Личное дело Ромашко, которое Зверев держал в руках, тут же было брошено на стол потому что при слове Кресты он тут же напрягся, точно породистый подружейный курцхаар, почуявший притаившегося в траве краснобрового тетерева-косача или ухриста рыжего карастиля. Неужели он ошибся насчёт Ромашко? Не веря в такую удачу, Зверев осторожно поинтересовался:

- Если вы знаете, что творилось в Крестах то возможно, вы видели лица немецких солдат и офицеров, которые тоже там побывали.

Старик вперил взгляд в Зверева, задержал дыхание, и резко выпалил:

- Видел! Не всех конечно.

- Простите, - сгорая от возбуждения перебил Зверев, - вы что же, побывали в Крестах в качестве узника?

- Упаси боже! - лицо старика вытянулось, он несколько раз перекрестился, - к моему великому счастью нет. Как я уже говорил, я консультировал многих. И в Крестах я тоже побывал в качестве эксперта.

- Так вот оно что! - Зверева трясло, но он как мог сдерживал себя, боясь упустить такую удачу, - скажите мне тогда: вам приходилось слышать о немецком офицере, которого в Крестах нарекли «Крестовским душегубом»?

Старик ещё сильнее затрясся и весь как то сразу поник:

- Дитрих Фишер, оберштурмфюрер СС, -продолжил Боголепов, вздыхая.

- Значит, что вы все же узнали о нашей встречи? Все яно, значит именно из-за нее я и оказался здесь. - старик закашлялся, покачал головой, - простите, можно мне закурить?

Зверев протянул старому антиквару пачку Казбека, но тот замахал руками:

- Нет нет, я не курю папиросы. - Боголепов достал из нагрудного кармана деревянную коробочку, и достав из неё трубку, принялся хлопать себя по карманам, - о боже, неужели забыл дома кисет.

- Карен Робертович, наш начальник медсанчасти, тоже любит курить трубку! - воскликнул Зверев, -у него в столе, как мне известно, всегда лежит несколько пачек отличного табака. Обещаю, что позаимствую что-нибудь для вас, но ради бога расскажите мне о Фишере.

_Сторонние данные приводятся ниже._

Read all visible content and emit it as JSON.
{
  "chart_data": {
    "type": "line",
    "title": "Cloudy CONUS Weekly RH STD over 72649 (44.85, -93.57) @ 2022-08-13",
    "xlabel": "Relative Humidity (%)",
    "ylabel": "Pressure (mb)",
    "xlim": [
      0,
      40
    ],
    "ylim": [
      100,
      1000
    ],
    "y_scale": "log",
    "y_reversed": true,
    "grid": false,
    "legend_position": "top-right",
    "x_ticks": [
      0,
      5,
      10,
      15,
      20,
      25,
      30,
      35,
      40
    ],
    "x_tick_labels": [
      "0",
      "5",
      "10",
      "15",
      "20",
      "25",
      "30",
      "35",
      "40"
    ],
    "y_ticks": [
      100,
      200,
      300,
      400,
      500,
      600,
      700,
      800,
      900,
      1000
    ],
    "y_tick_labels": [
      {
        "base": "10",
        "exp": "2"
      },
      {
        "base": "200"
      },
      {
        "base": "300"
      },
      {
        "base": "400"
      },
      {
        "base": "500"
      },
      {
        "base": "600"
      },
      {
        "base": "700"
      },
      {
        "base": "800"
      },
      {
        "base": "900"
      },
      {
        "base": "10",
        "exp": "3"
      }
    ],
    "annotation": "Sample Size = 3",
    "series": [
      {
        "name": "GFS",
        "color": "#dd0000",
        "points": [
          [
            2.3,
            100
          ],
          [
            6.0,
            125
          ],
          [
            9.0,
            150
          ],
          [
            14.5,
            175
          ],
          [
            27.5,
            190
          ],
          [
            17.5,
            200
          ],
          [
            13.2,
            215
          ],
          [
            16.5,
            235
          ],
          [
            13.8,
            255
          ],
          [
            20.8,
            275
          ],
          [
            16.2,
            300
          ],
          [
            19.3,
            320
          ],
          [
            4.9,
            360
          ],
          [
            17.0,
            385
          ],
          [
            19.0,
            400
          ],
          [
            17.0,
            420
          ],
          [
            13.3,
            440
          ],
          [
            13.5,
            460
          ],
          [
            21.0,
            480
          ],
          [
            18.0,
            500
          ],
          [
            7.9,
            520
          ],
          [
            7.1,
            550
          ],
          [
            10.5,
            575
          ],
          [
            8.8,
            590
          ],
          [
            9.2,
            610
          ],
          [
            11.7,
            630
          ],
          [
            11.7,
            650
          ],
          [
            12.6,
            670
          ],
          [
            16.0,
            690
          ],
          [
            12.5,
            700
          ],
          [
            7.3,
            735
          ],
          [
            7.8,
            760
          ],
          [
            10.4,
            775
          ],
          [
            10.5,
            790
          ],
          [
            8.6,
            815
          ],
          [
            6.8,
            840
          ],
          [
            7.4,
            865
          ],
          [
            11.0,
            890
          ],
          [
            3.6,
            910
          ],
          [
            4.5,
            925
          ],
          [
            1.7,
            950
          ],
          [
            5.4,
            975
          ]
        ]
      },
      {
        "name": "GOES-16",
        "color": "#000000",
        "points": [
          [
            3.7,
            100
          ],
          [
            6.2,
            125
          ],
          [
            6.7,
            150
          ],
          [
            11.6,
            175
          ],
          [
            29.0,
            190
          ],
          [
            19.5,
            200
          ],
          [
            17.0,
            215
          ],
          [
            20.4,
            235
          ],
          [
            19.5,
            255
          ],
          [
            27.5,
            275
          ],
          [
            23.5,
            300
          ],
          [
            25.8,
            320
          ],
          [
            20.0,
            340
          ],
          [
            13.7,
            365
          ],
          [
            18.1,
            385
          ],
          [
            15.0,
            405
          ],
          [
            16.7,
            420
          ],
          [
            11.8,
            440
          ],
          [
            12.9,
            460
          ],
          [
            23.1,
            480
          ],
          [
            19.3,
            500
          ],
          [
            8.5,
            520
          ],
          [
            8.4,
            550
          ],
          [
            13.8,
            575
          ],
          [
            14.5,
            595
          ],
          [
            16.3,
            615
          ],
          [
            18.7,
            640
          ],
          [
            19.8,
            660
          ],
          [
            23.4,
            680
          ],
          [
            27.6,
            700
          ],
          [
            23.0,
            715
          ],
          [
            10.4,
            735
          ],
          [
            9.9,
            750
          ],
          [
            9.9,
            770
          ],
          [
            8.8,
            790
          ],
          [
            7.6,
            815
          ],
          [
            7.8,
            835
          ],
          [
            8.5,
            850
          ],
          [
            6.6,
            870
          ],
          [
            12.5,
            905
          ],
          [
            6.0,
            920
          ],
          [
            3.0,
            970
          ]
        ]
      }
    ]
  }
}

- Как вы наверное уже знаете, после войны меня обвинили в пособничестве врагу, узнав что я консультировал немцев, меня допрашивали, я рассказывал, рассказывал много. Ваши коллеги умеют получать то, что их интересует, мне предъявили тогда столько, что я не думал, что так легко отделаюсь. Я был уверен, что меня ждет прямая дорога в лагеря, но мне повезло, я оказал тогда небольшую услугу одному майору из госбезопасности и он, в благодарность за это, помог мне выйти сухим из воды, но ни тому майору, ни кому-либо ещё, я до сего дня не рассказывал о моем общении с Фишером. Скажие, как вы узнали что мы встречались?

- У каждого из нас свои источники информации, уклончиво ответил Зверев, - рассказываете же, если вы все расскажете, то возможно, мы не выдвенем против вас никаких новых обвинений.

- Ну если так, - Боголепов прищурился, было очевидно, что он не поверил сказанному.

Зверев схватил со стола папку, распахнул ее на первой странице и сунул старику под нос фотографию Ромашко:

- Это он?

Старик дрожащей рукой достал из нагрудного кармана очки и нацепил их на нос:

- Вы с ума сошли? Вы ещё скажите, что не знакомы с этим человеком! - старик пренебрежительно фыркнул, - разумеется, я с ним знаком. Имени и фамилии его я не знаю. Зато знаю, что он проходимец, он приходил ко мне пару раз и приносил какую-то никчемную дрянь, этот тип просил меня помочь продать какое-то, никому не нужное барахло, я сказал, что его, так называемые ценности ничего не стоят, им место не в антикварном магазине, а на барахолке.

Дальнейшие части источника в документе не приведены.